Es geht wieder zurück in den Park; das Tropenhaus
würde mich interessieren, doch der Preis von 5 $ pro Nase hält
uns dann doch davon ab. Stattdessen geht es noch in den Shakespeare
Garden und für 1,75 $ p.P. in den Japanese Tea Garden, von dem
ich restlos begeistert bin. In die Kulisse von Bambuswald, zwei Pagoden,
Wasserlandschaft, Zen Garden und Wasserläufen passt ein Hochzeitspaar,
die
sich
in zig verschiedenen Posen vor einem Fotografen bewegen, wie gemalt
ins Bild. Was ein wenig stört, ist die Rückseite der Braut
- das Kleid wird von zwei schwarzen Klammern auf Figur gehalten und
unter dem Kleid schauen ab und an Freizeitschuhe und eine ebensolche
Hose hervor. Sind die Fotos nun für die Familie fern der Heimat
oder dient der ganze Aufwand für Werbezwecke? 20 Bilder mehr und
das Lächeln der Beiden wirkt schon nicht mehr so glücklich
und losgelöst, sondern geht eher in einen angestrengten genervten
Zustand über. Bevor wir diese herrliche Oase verlassen genießen
wir noch einen Jasmintee mit Gebäck.
Noch
einmal Richtung Presidio und runter zum Strand, um die Sonnenstrahlen
dieses Tages voll auszukosten. Wir beobachten einen jungen Fischer,
der zur eigenen Verwunderung irgendwann riesige Krebse an Land zieht
und nicht recht weiß, ob er sich jetzt darüber freuen soll,
bis ein Mann dazukommt und ihm zum Fang gratuliert. Es dauert nicht
lange und das Brautpaar taucht auch hier auf, um mit glitzenderdem Wasser
im Hintergrund fotografiert zu werden. Zurück ins Motel zum Kofferpacken
und später geht es ein letztes Mal rauf zum Twin Peaks, um auch
hier die Abendstimmung noch auf etlichen Fotos festzuhalten. Die Wolken
ziehen bereits vom Pazifik in die Stadt, doch hin und wieder lichtet
sich der Nebel und gibt die Lichter der City frei. Total ausgefroren
gehen wir im Lucky Penny Restaurant noch Prime Ribs essen.
Gefahrene Meilen: 20
nach oben
27. Tag Donnerstag, 07.10.04
San Francisco - London - München
Um 7.00 h klingelt der Handy-Wecker und eine Stunde später
haben wir alles in die Koffer und im Auto verstaut und nehmen Kurs Richtung
Flughafen. Trotz dichtem Berufsverkehr kommen wir gut vorwärts,
haben noch für einen Abstecher in einen Safeway Zeit, eher wir
am Rental-Car-Return am Flughafen ankommen. Die Rückgabe des Autos
gestaltet sich unproblematisch; wir werden lediglich gefragt, ob es
was zu beanstanden gäbe, wir bekommen eine Quittung und das wars.

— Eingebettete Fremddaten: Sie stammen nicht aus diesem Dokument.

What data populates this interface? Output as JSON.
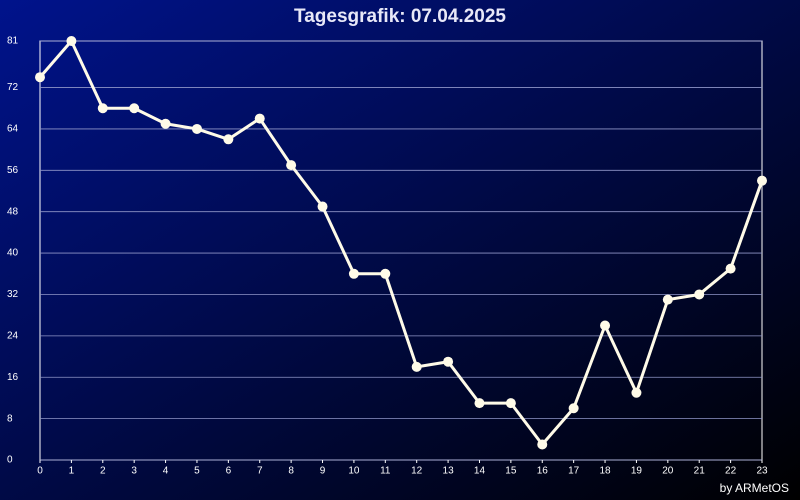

Die "neue" Mono-Rail bringt uns zu den Terminals; Einchecken,
Koffer abgeben. Es bleibt noch Zeit zum bummeln, ehe wir um 11.00 h
zum Boarding gehen und es dann endlich um 12:40 h losgehen soll. Die
Maschine ist rappelvoll und wir schwitzen noch über 40 Minuten,
da die Klimaanlage nicht läuft und wir auf den Start warten müssen.
Die Zeit vergeht im Zeitlupentempo, schlafen ist nicht, weil es dafür
zu eng und zu unbequem ist.
London morgens um 7.00 h ist auch nicht anders, als zu
einer anderen Tageszeit; Menschenmengen ohne Ende, die endlos langen
Gänge, Terminalwechsel und und und. Dieses mal haben wir für
den Anschlussflug jedoch noch jede Menge Zeit, die wir dösend auf
einer Bank verbringen - immerhin fehlt uns eine Nacht und ne Mütze
voll Schlaf. Um 12.00 h mittags landen wir planmäßig in München
und werden freudig von E. erwartet. Die Fahrt nach Hause vergeht irre
schnell, da E. alles wissen will, wie es denn die letzten 4 Wochen war.
An diesem Tag schaffen wir es sogar noch, die Koffer auszuleeren und
die Waschmaschine zu beladen, besuchen sogar noch die Family. Physisch
sind wir anwesend, geistig noch in USA. Ein Jahr Wartezeit steht uns
bevor, ehe es dann wieder heißt "The West is the Best".